Exercise as medicine

The research was supported by the Jim Pattison Foundation and the University Hospital Foundation, and was made possible by trainee awards for Rothe from the Elaine Antoniuk Graduate Nursing Scholarship, Maurice and Edna Minton Endowment Fund, Aplastic Anemia and Myelodysplasia Association of Canada Scholarship, Canadian Nurses Foundation, Liz Lemire Memorial Scholarship, Alberta Registered Nurses Education Trust and the Dean’s Discretionary Fund at the U of A. Cox-Kennett also received the Maurice and Edna Endowment Fund in 2004 when doing her master’s thesis. Pituskin is a member of the Women’s and Children’s Health Research Institute.

Pituskin said the next step will be to follow patients long-term to track their cardiac health outcomes. She also wants to offer the rehab program to an even higher-risk group of cancer transplant patients: those who receive stem cells from donors (allogeneic), as they face higher doses of chemotherapy and longer hospital stays.

“We are hoping to develop a pre-hab program so they can receive careful exercise advice that’s personalized to them while they are waiting for transplant,” explained Pituskin, who is also a member of the Cancer Research Institute of Northern Alberta.

As for Guenard, the former bush pilot, shop teacher and McDonald’s restaurant franchisee usually enjoys cycling and kayaking in Florida each winter.
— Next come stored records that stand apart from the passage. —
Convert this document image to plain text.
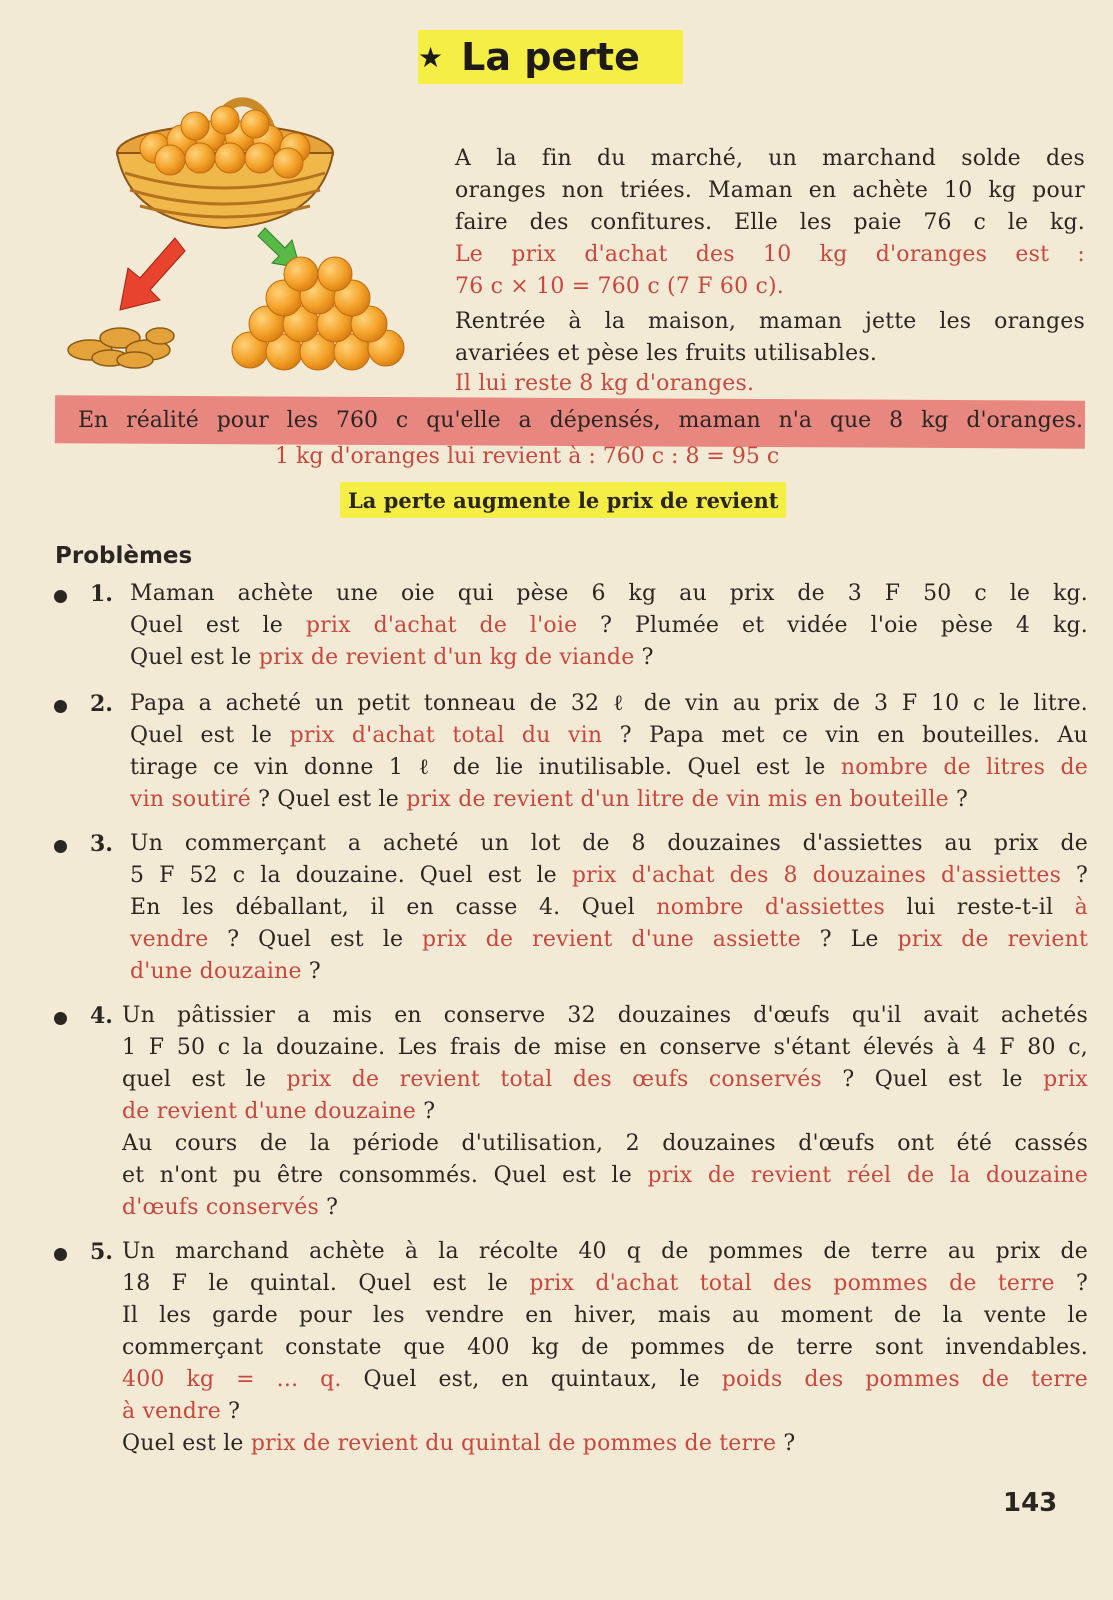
★ La perte
A la fin du marché, un marchand solde des
oranges non triées. Maman en achète 10 kg pour
faire des confitures. Elle les paie 76 c le kg.
Le prix d'achat des 10 kg d'oranges est :
76 c × 10 = 760 c (7 F 60 c).
Rentrée à la maison, maman jette les oranges
avariées et pèse les fruits utilisables.
Il lui reste 8 kg d'oranges.
En réalité pour les 760 c qu'elle a dépensés, maman n'a que 8 kg d'oranges.
1 kg d'oranges lui revient à : 760 c : 8 = 95 c
La perte augmente le prix de revient
Problèmes
1. Maman achète une oie qui pèse 6 kg au prix de 3 F 50 c le kg.
Quel est le prix d'achat de l'oie ? Plumée et vidée l'oie pèse 4 kg.
Quel est le prix de revient d'un kg de viande ?
2. Papa a acheté un petit tonneau de 32 ℓ de vin au prix de 3 F 10 c le litre.
Quel est le prix d'achat total du vin ? Papa met ce vin en bouteilles. Au
tirage ce vin donne 1 ℓ de lie inutilisable. Quel est le nombre de litres de
vin soutiré ? Quel est le prix de revient d'un litre de vin mis en bouteille ?
3. Un commerçant a acheté un lot de 8 douzaines d'assiettes au prix de
5 F 52 c la douzaine. Quel est le prix d'achat des 8 douzaines d'assiettes ?
En les déballant, il en casse 4. Quel nombre d'assiettes lui reste-t-il à
vendre ? Quel est le prix de revient d'une assiette ? Le prix de revient
d'une douzaine ?
4. Un pâtissier a mis en conserve 32 douzaines d'œufs qu'il avait achetés
1 F 50 c la douzaine. Les frais de mise en conserve s'étant élevés à 4 F 80 c,
quel est le prix de revient total des œufs conservés ? Quel est le prix
de revient d'une douzaine ?
Au cours de la période d'utilisation, 2 douzaines d'œufs ont été cassés
et n'ont pu être consommés. Quel est le prix de revient réel de la douzaine
d'œufs conservés ?
5. Un marchand achète à la récolte 40 q de pommes de terre au prix de
18 F le quintal. Quel est le prix d'achat total des pommes de terre ?
Il les garde pour les vendre en hiver, mais au moment de la vente le
commerçant constate que 400 kg de pommes de terre sont invendables.
400 kg = ... q. Quel est, en quintaux, le poids des pommes de terre
à vendre ?
Quel est le prix de revient du quintal de pommes de terre ?
143
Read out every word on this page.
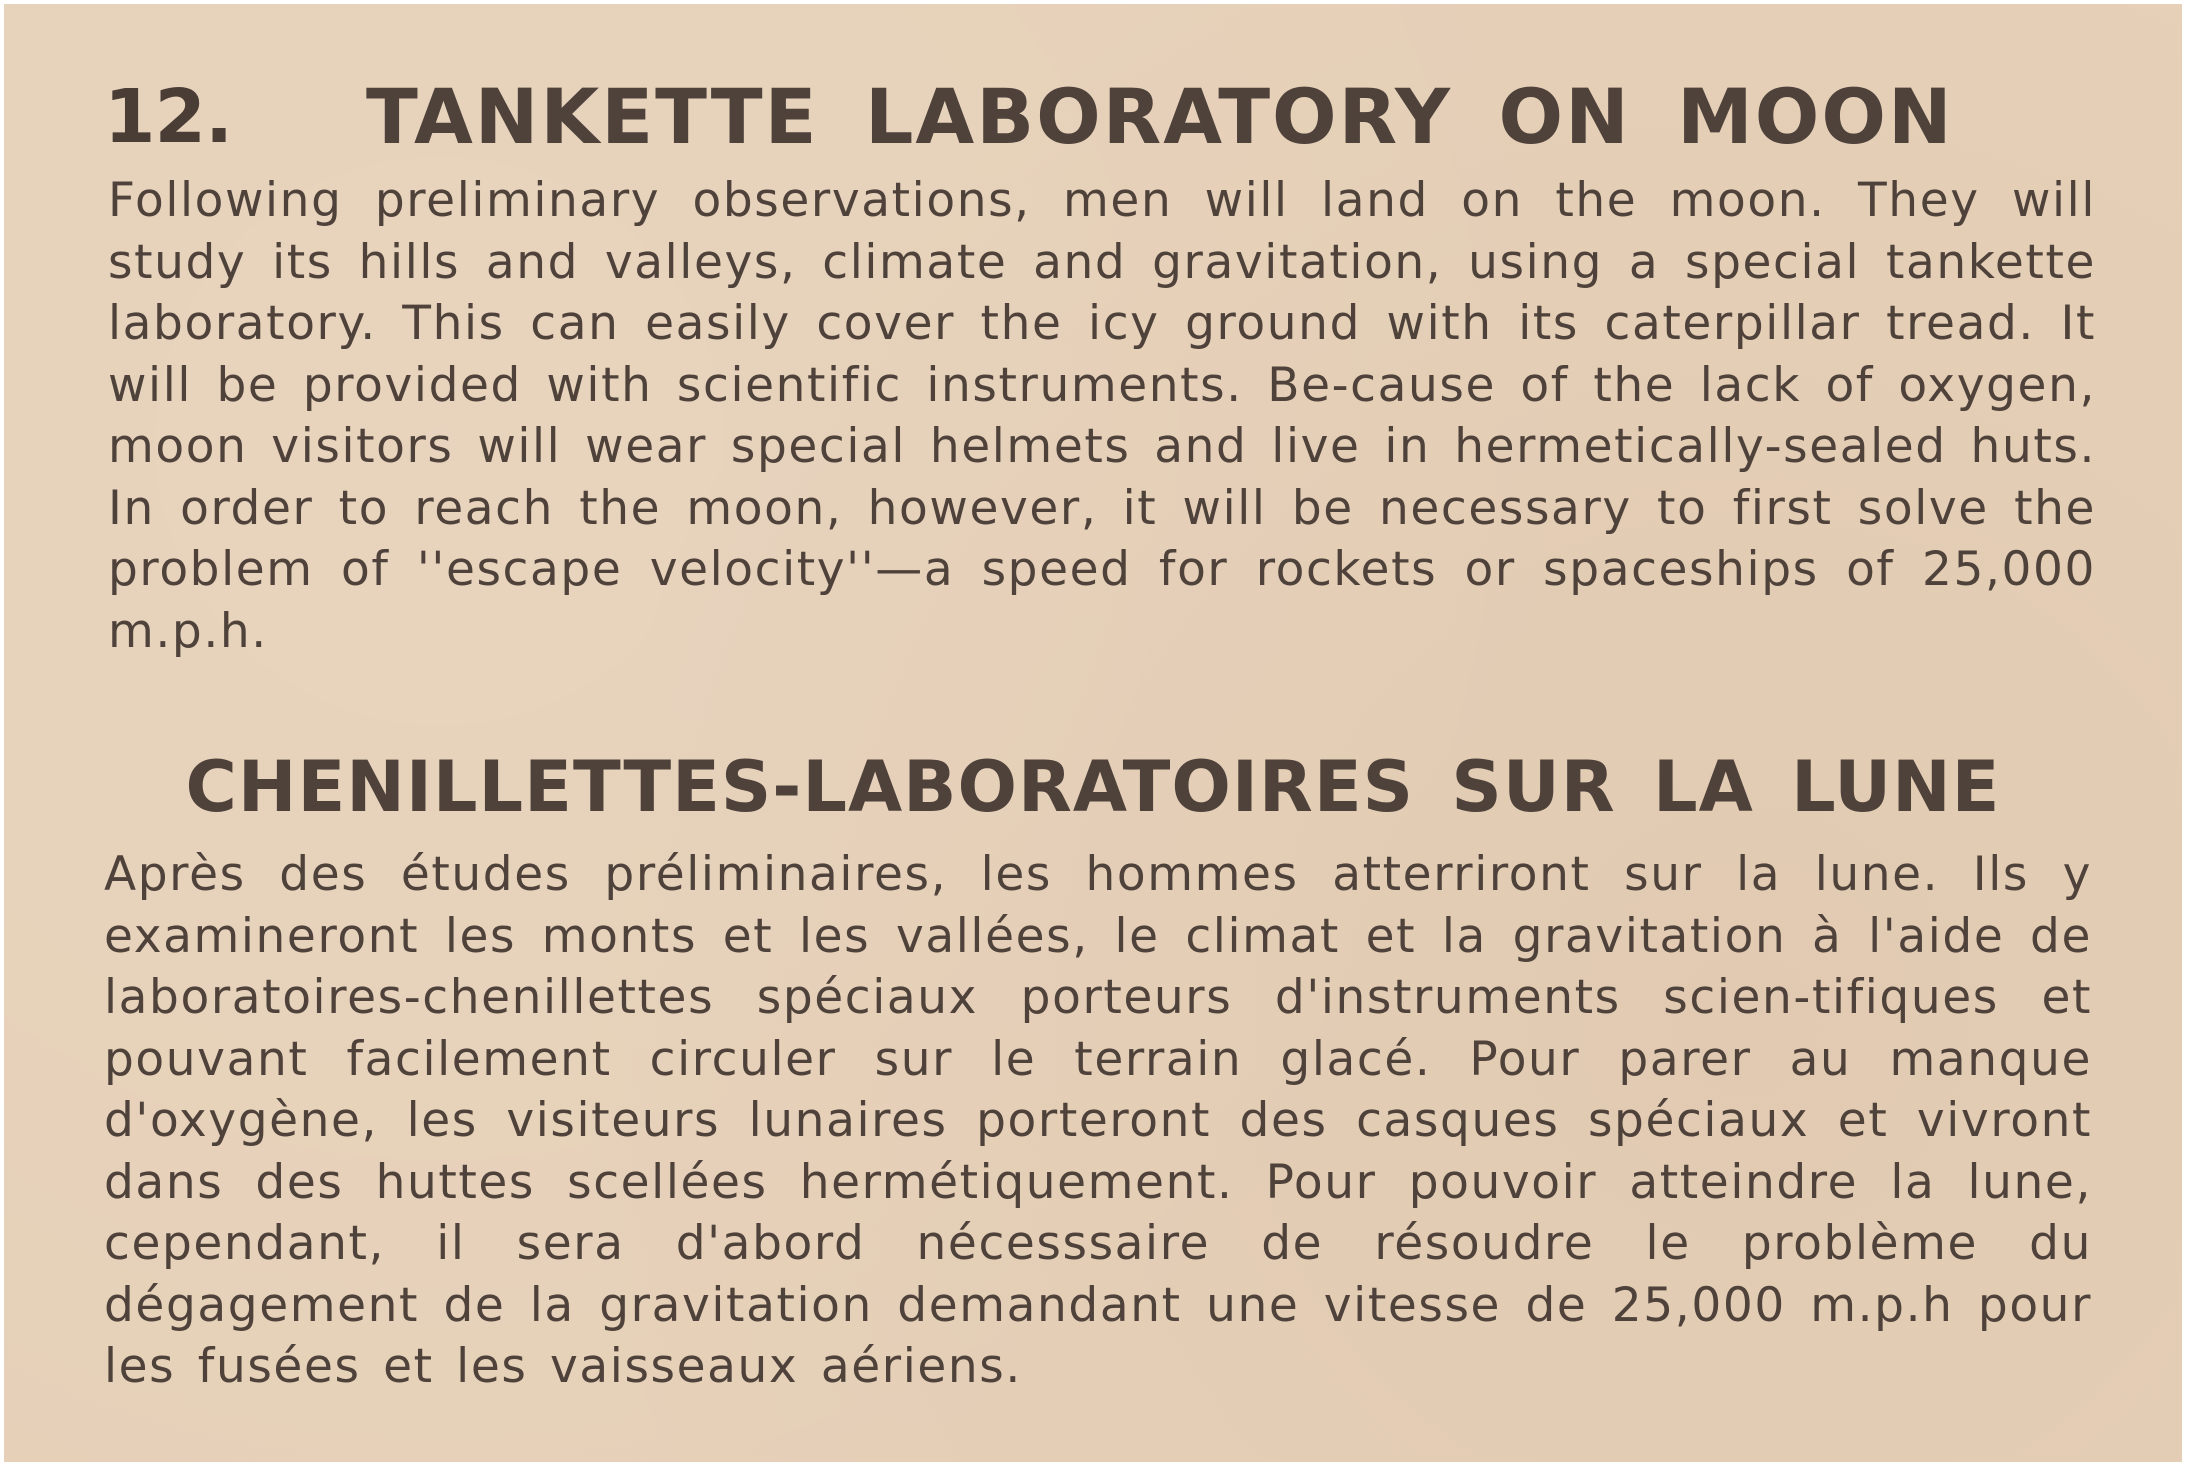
12. TANKETTE LABORATORY ON MOON
Following preliminary observations, men will land on the moon. They will study its hills and valleys, climate and gravitation, using a special tankette laboratory. This can easily cover the icy ground with its caterpillar tread. It will be provided with scientific instruments. Be-cause of the lack of oxygen, moon visitors will wear special helmets and live in hermetically-sealed huts. In order to reach the moon, however, it will be necessary to first solve the problem of ''escape velocity''—a speed for rockets or spaceships of 25,000 m.p.h.
CHENILLETTES-LABORATOIRES SUR LA LUNE
Après des études préliminaires, les hommes atterriront sur la lune. Ils y examineront les monts et les vallées, le climat et la gravitation à l'aide de laboratoires-chenillettes spéciaux porteurs d'instruments scien-tifiques et pouvant facilement circuler sur le terrain glacé. Pour parer au manque d'oxygène, les visiteurs lunaires porteront des casques spéciaux et vivront dans des huttes scellées hermétiquement. Pour pouvoir atteindre la lune, cependant, il sera d'abord nécesssaire de résoudre le problème du dégagement de la gravitation demandant une vitesse de 25,000 m.p.h pour les fusées et les vaisseaux aériens.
He got his commercial pilot’s licence back, took up sailing, and over the COVID winter he rebuilt the exercise room in his Peace River home.

“When you get this kind of diagnosis, and they tell you you’ll have a bad heart on top of it all, it would be very easy to go home and feel sorry for yourself and give up,” he said.

“I refuse to let it slow me down, so I run my life as though I’m going to live for a hundred years.”